Das Verhältnis zwischen Ost und West ist bis heute nicht frei von Spannungen. Trotzdem bewerteten in einer Umfrage, die 25 Jahre nach dem Mauerfall durchgeführt wurde, 75 Prozent der Ostdeutschen die Vereinigung im Rückblick vom Ergebnis her als positiv; bei den Westdeutschen sind es dagegen nur 48 Prozent. Viele Menschen in Ostdeutschland sehen sich auch materiell als Gewinner der Einheit. Seit 1990 sind fast drei Jahrzehnte vergangen, und die Wahrnehmung des Umbruchs im Osten und der deutschen Einheit ist, verglichen mit früher, eine andere geworden. Dies ist einerseits auf die Zeit zurückzuführen:
Inzwischen ist eine neue Generation herangewachsen, deren Problemsicht hauptsächlich von Gegenwarts- und Zukunftsfragen bestimmt wird und weniger von der Vergangenheit. Andererseits sind in der Zwischenzeit neue Probleme entstanden, die die alten überlagern. Neue Ansichten, Denkmuster, Lebensstile und Zukunftserwartungen setzen sich durch, alte verlieren an Relevanz. Dazu gehört auch, dass die deutsch-deutsche Geschichte auf neue Art und Weise reflektiert und diskutiert wird.
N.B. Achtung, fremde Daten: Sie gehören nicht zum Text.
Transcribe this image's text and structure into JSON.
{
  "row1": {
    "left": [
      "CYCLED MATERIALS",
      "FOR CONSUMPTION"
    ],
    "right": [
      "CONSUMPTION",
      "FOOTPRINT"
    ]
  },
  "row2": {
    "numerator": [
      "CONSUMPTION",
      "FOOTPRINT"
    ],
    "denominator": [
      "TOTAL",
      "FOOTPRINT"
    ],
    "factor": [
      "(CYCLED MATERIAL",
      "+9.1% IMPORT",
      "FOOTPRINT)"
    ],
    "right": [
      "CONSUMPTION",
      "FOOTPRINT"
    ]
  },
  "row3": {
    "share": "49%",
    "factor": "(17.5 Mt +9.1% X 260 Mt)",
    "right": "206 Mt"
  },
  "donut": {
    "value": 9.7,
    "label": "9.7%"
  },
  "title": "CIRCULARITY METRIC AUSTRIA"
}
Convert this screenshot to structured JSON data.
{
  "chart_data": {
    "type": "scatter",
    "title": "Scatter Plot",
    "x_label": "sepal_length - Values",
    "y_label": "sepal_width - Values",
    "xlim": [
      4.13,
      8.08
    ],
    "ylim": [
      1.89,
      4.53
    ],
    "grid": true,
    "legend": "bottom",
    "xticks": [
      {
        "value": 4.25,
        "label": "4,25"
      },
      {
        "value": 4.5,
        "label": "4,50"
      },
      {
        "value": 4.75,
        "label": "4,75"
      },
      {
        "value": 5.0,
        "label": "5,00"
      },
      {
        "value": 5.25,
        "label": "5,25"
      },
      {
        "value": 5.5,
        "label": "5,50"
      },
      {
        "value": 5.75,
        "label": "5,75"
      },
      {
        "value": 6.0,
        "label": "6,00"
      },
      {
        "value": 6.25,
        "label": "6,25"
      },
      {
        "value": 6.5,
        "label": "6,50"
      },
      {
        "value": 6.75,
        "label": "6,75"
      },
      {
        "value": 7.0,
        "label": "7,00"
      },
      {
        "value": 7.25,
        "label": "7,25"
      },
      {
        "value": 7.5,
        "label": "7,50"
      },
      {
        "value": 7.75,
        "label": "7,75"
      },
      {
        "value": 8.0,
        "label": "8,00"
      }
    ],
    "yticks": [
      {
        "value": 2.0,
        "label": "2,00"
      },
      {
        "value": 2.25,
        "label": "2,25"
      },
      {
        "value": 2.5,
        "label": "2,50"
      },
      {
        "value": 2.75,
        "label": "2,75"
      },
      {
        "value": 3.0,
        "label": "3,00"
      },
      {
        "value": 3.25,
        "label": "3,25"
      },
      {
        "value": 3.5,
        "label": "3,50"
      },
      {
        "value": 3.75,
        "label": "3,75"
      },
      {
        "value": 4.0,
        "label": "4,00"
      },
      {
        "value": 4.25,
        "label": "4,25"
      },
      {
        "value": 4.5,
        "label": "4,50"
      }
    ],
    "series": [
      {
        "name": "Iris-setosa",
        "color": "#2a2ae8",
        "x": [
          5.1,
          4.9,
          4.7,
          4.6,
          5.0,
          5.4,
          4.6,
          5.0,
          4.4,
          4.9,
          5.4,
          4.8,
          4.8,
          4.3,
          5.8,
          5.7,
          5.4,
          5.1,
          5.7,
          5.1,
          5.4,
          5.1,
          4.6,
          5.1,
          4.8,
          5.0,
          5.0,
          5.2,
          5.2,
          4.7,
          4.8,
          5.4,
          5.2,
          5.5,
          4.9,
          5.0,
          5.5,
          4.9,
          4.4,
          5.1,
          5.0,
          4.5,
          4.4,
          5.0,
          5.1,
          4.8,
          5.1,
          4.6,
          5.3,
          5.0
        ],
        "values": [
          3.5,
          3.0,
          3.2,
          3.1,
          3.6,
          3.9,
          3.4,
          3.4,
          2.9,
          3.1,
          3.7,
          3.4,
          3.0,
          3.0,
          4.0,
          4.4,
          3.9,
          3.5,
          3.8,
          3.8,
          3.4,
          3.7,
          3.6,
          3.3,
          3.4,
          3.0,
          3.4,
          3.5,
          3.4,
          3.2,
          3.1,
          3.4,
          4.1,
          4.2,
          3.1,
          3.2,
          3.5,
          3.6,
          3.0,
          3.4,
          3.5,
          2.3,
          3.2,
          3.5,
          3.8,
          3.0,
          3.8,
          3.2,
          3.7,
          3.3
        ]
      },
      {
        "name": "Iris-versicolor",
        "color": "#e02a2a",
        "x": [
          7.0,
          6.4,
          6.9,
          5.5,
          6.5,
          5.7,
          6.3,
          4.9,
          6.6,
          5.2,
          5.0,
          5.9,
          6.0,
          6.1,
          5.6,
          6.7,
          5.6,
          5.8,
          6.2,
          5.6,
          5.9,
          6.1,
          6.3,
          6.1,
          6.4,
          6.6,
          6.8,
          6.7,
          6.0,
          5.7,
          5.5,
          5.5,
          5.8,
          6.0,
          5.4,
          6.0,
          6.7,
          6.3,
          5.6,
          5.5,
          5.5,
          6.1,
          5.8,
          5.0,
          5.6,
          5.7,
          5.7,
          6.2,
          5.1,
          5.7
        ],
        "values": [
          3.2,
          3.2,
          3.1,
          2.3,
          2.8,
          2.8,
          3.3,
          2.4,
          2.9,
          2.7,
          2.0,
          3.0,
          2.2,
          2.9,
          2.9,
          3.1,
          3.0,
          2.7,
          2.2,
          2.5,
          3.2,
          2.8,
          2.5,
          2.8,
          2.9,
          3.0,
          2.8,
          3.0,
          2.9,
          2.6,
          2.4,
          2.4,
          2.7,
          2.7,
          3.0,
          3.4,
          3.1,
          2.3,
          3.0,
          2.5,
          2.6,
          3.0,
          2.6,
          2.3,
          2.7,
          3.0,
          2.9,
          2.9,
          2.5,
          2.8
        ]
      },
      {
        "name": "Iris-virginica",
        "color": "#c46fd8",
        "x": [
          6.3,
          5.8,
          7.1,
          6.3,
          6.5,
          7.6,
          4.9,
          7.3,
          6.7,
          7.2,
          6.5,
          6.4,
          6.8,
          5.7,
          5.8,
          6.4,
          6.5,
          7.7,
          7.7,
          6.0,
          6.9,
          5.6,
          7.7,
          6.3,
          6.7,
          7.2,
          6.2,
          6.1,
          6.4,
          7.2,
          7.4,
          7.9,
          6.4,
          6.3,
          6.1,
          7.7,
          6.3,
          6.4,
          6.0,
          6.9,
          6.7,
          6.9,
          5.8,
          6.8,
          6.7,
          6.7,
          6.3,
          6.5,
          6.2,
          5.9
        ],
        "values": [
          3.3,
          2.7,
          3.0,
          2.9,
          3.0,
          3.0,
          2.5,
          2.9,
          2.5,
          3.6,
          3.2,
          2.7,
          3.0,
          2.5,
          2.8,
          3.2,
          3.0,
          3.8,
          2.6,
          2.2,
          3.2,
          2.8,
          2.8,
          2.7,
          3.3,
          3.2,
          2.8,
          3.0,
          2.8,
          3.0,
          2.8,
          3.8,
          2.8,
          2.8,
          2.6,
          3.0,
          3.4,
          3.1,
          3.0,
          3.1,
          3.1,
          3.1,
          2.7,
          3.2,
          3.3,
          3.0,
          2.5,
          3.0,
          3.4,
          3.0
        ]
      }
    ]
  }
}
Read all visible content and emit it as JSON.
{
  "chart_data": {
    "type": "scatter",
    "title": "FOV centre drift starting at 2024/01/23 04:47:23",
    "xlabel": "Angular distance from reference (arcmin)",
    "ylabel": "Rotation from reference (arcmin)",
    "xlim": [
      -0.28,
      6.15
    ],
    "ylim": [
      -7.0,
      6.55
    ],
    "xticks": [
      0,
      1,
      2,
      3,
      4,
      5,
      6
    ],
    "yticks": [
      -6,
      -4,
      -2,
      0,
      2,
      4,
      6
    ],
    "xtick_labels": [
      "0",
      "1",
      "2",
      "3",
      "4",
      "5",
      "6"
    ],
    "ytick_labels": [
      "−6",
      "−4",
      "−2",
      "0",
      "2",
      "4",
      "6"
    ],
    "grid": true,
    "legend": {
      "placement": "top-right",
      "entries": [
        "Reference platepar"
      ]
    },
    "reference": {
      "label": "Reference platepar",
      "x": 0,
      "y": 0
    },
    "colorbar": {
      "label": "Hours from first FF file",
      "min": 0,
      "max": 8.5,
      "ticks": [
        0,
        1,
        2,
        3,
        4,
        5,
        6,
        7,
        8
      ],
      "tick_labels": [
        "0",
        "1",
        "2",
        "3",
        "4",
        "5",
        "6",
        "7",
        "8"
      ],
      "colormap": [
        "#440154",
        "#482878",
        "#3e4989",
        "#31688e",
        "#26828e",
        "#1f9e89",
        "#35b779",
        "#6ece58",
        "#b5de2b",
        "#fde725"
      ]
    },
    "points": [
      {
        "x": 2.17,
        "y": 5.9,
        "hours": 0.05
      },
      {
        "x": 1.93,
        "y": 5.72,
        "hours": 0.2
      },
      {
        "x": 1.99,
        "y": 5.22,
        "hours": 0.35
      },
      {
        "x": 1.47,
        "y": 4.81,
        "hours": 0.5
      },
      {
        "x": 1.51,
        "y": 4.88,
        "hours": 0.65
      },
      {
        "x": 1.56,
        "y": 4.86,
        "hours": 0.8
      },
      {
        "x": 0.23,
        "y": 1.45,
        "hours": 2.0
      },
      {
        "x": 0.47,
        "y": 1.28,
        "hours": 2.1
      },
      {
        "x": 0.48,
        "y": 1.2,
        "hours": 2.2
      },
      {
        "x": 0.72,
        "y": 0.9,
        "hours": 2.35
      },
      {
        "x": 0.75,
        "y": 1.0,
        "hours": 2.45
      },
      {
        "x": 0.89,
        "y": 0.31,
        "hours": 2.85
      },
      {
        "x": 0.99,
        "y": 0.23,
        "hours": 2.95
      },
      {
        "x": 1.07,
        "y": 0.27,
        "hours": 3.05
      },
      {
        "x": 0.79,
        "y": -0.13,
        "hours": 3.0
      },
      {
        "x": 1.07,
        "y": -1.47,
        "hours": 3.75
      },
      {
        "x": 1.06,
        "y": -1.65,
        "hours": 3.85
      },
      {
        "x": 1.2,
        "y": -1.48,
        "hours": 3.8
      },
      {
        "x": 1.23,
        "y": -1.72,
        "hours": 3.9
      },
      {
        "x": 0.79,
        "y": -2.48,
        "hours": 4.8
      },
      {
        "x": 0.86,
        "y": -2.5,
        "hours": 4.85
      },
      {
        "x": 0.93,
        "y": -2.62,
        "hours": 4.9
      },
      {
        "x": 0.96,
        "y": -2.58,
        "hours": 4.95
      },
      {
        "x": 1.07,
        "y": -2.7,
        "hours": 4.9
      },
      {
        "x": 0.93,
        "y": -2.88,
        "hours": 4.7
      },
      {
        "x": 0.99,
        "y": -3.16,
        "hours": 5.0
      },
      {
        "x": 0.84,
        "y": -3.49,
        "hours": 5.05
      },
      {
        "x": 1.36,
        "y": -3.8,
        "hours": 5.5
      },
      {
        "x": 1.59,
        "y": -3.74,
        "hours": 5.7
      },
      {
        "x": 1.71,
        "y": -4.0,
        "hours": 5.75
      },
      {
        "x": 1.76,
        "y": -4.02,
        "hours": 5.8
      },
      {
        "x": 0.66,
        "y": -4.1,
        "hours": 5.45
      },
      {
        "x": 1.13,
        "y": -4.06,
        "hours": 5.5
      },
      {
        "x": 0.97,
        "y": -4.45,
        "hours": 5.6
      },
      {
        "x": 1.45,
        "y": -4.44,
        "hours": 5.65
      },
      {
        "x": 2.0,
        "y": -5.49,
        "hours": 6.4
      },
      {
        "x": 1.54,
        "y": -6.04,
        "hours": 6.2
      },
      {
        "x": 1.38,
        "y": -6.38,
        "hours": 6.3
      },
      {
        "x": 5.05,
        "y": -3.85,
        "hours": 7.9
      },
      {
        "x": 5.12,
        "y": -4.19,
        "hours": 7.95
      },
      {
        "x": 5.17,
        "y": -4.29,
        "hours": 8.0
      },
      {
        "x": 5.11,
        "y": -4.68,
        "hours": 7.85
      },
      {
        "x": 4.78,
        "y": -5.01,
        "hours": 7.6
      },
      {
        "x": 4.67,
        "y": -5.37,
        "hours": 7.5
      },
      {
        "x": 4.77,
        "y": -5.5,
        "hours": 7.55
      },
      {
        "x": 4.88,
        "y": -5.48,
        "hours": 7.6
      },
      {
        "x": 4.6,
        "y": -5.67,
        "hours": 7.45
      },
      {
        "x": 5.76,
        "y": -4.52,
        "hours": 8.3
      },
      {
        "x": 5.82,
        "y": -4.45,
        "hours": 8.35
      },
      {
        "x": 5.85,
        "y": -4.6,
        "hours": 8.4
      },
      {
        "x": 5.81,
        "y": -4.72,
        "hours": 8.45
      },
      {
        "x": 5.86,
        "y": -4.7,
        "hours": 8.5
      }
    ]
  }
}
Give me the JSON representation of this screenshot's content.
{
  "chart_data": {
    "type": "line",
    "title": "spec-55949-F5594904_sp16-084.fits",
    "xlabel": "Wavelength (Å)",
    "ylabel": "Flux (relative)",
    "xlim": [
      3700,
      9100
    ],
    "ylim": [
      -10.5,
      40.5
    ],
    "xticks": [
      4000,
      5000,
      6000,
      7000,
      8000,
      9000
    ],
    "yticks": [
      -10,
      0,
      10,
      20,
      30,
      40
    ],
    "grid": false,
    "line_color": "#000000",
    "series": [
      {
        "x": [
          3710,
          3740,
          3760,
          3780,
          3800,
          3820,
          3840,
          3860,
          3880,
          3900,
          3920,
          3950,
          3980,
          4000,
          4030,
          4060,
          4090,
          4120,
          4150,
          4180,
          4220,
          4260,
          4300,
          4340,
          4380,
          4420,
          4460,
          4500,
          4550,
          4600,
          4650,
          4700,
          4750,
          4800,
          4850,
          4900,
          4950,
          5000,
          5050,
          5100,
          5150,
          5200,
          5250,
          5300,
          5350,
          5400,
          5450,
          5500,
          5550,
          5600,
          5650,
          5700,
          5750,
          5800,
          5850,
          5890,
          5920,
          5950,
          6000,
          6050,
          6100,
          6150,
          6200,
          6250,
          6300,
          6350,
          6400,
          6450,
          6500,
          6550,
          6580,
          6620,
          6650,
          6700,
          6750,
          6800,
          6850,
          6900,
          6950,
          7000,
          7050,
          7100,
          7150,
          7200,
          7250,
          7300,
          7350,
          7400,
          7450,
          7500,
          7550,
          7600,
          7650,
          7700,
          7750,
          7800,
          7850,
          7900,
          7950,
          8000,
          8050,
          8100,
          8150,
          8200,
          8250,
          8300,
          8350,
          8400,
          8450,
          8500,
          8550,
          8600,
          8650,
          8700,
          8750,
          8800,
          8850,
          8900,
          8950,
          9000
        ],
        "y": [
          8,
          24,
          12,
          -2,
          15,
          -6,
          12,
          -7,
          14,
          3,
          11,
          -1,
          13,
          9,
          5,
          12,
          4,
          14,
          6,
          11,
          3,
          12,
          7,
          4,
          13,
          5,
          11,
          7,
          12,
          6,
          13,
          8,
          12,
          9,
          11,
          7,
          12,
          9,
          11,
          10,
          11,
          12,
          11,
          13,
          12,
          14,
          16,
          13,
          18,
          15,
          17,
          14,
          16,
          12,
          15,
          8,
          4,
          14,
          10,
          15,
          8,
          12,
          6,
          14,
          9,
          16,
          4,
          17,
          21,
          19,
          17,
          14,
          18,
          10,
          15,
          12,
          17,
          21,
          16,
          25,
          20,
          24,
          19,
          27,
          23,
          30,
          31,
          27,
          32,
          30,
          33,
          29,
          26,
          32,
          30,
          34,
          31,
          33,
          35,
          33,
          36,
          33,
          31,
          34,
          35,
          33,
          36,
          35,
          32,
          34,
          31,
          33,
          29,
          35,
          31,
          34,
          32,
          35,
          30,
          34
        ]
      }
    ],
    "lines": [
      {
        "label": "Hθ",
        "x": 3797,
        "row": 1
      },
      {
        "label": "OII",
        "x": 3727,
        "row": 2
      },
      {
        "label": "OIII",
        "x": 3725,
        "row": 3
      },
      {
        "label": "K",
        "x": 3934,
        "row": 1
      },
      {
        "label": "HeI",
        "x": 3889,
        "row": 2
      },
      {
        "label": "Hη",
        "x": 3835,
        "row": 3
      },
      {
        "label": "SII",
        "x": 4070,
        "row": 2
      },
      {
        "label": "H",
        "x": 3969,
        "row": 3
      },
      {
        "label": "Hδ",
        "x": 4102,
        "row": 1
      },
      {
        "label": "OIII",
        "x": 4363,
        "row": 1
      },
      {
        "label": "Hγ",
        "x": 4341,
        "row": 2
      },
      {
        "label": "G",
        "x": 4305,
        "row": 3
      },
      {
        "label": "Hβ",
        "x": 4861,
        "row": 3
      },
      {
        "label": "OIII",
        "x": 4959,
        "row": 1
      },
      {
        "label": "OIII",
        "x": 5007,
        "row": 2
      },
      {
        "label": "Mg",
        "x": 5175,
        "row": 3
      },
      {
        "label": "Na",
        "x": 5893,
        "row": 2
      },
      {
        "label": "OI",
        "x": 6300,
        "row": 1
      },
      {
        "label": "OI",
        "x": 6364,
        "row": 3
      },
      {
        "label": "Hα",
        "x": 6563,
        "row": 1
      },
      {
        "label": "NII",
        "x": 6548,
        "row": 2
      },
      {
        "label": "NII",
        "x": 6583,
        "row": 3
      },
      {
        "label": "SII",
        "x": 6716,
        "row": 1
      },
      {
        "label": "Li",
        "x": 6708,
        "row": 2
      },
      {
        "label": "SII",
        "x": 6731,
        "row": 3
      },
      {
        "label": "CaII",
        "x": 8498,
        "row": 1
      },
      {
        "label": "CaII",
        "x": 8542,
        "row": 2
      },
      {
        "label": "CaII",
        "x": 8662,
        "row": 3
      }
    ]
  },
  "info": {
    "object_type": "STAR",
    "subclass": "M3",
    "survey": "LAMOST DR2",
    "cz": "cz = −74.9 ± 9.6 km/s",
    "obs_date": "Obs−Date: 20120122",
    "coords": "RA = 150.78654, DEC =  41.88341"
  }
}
Nach fast 30 Jahren sind die Menschen im Osten mehrheitlich im vereinigten Deutschland angekommen, obgleich ihre DDR-Herkunft bis heute in der Bundesrepublik als eine Art «Migrationshintergrund» gilt. Für die Westdeutschen dagegen waren der Druck der Umstände und die Dynamik des Wandels viel geringer, weshalb viele glauben, immer noch in der alten Bundesrepublik zu leben. Mit der Akzeptanz der deutschen Einheit ist eine Blickverschiebung verbunden – von der Transformation zur Integration [2] und von der Vergangenheit zur Gegenwart und Zukunft. Im Zentrum stehen heute die deutsche und europäische Integration, während die getrennte, da geteilte deutsche Vergangenheit in den Debatten kaum mehr eine Rolle spielt. Dies betrifft auch den «Sozialismus», von dem 63,4 Prozent der Ostdeutschen glauben, dass er eine «gute Idee» war, die «nur schlecht umgesetzt» wurde, während rund 60 Prozent der Westdeutschen ihn prinzipiell ablehnen.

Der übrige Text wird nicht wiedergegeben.